Termination Benefits. Mr. Bishop will continue to be covered by the Company’s officer severance policy, with the following exceptions which supersede that policy. Upon termination of employment without cause or for good reason (as defined in the officer severance policy), Mr. Bishop will receive (i) the greater of either two years of base salary or base salary for the remaining term of the agreement; (ii) a pro-rated portion of the cash incentive and annual long-term incentive awards based on days worked during that performance year; (iii) any cash incentive payment based on achievement of annual performance goals for the prior full performance year of employment; and (iv) any outstanding long-term incentive awards will continue to vest during subsequent periods (time-based awards) and subject to the satisfaction of the applicable performance conditions (performance-based awards). However, if the officer severance policy provides for immediate vesting, release or payment of long-term incentive awards, such provision will apply. If Mr. Bishop’s employment terminates at the end of the three-year term, including any extension thereof, he will receive (i) a cash incentive payment for the prior full performance year of his employment, if unpaid as of the termination date, subject to the achievement of annual performance objectives; and (ii) vesting of any outstanding annual long-term incentive awards based on continued vesting of time vested awards and the satisfaction of the applicable performance conditions for performance-based awards.

 

 

 

 

There are no arrangements or understandings between Mr. Bishop and any other persons in connection with his appointment. There are no family relationships between Mr. Bishop and any director or executive officer of the Company, and Mr.
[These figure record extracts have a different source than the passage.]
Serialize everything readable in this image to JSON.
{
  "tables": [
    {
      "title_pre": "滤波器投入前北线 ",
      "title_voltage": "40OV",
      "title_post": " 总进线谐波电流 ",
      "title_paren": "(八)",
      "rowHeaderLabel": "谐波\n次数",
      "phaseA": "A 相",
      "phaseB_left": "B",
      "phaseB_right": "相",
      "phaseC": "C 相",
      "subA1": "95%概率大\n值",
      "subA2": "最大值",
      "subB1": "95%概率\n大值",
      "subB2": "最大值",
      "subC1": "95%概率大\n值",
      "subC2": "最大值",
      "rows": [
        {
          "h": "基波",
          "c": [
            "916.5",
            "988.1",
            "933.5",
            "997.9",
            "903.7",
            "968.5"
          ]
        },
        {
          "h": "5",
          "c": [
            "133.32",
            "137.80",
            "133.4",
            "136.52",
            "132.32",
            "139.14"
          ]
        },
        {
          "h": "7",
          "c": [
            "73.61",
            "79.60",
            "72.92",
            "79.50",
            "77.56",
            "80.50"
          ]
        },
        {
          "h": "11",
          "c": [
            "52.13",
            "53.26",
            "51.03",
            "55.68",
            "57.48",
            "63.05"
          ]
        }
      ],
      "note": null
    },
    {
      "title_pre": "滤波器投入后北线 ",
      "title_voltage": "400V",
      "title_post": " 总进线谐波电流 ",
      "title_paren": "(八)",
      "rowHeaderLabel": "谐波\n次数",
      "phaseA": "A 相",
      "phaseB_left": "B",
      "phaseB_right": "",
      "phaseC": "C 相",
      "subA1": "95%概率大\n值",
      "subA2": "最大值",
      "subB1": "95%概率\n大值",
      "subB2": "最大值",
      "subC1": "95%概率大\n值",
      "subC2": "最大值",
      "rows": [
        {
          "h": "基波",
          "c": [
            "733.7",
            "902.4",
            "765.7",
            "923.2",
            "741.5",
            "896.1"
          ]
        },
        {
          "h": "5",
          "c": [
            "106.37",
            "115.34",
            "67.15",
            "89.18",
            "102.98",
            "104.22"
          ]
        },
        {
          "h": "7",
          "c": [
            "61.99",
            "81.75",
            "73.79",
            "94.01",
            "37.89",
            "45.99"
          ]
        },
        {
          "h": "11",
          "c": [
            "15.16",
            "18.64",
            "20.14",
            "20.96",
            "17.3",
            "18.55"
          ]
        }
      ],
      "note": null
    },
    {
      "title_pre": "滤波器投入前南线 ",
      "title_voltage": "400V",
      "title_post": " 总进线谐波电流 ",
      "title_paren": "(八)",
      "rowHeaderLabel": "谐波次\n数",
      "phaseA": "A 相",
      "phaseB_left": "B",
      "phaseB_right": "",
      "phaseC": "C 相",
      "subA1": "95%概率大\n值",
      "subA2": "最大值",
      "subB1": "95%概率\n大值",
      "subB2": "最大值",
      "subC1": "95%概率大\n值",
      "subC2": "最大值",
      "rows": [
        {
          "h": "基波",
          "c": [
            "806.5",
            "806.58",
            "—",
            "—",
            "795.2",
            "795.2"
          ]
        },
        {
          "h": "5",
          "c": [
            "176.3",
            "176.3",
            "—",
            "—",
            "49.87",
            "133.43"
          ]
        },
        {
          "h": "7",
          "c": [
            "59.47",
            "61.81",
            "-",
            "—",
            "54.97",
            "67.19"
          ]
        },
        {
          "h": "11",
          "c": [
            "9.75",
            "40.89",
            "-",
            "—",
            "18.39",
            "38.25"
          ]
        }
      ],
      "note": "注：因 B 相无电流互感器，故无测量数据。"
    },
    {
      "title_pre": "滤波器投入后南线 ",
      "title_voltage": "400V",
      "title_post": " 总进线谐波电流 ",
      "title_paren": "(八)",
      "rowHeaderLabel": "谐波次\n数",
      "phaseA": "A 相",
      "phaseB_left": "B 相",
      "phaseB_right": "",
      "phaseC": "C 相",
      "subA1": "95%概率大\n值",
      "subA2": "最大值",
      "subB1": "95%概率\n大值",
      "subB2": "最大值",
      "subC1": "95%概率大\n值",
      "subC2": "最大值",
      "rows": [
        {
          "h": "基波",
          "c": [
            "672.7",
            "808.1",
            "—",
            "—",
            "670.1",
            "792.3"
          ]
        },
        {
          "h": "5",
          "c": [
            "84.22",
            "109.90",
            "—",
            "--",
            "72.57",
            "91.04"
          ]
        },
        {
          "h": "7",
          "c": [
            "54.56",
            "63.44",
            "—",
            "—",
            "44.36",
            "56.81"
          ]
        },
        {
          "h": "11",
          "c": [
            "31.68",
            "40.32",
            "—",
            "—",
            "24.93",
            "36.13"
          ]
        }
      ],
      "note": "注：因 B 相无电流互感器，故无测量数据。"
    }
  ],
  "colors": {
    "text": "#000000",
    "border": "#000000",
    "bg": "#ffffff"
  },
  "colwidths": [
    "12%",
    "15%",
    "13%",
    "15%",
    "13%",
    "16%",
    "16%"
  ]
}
Bishop is not a party to any transaction required to be disclosed pursuant to Item 404(a) of Regulation S-K.

 

Item 9.01       Financial Statements and Exhibits.

 

(d)       Exhibits.

 

Exhibit No.

Description

 

 

10.1

Employment Agreement between Alaska Communications Systems Group, Inc. and William H. Bishop effective October 14, 2019.

 

 

 

 

SIGNATURES

 

Pursuant to the requirements of the Securities Exchange Act of 1934, the registrant has duly caused this report to be signed on its behalf by the undersigned hereunto duly authorized.

 

Date:   October 15, 2019 

Alaska Communications Systems Group, Inc.

 

 

 

 

 

 

 

     

 

/s/ Leonard A. Steinberg

 

 

Leonard A. Steinberg

 

 

Corporate Secretary

 

 

 

Exhibit Index

Exhibit No. 

Description 

   

10.1

Employment Agreement between Alaska Communications Systems Group, Inc. and William H. Bishop effective October 14, 2019.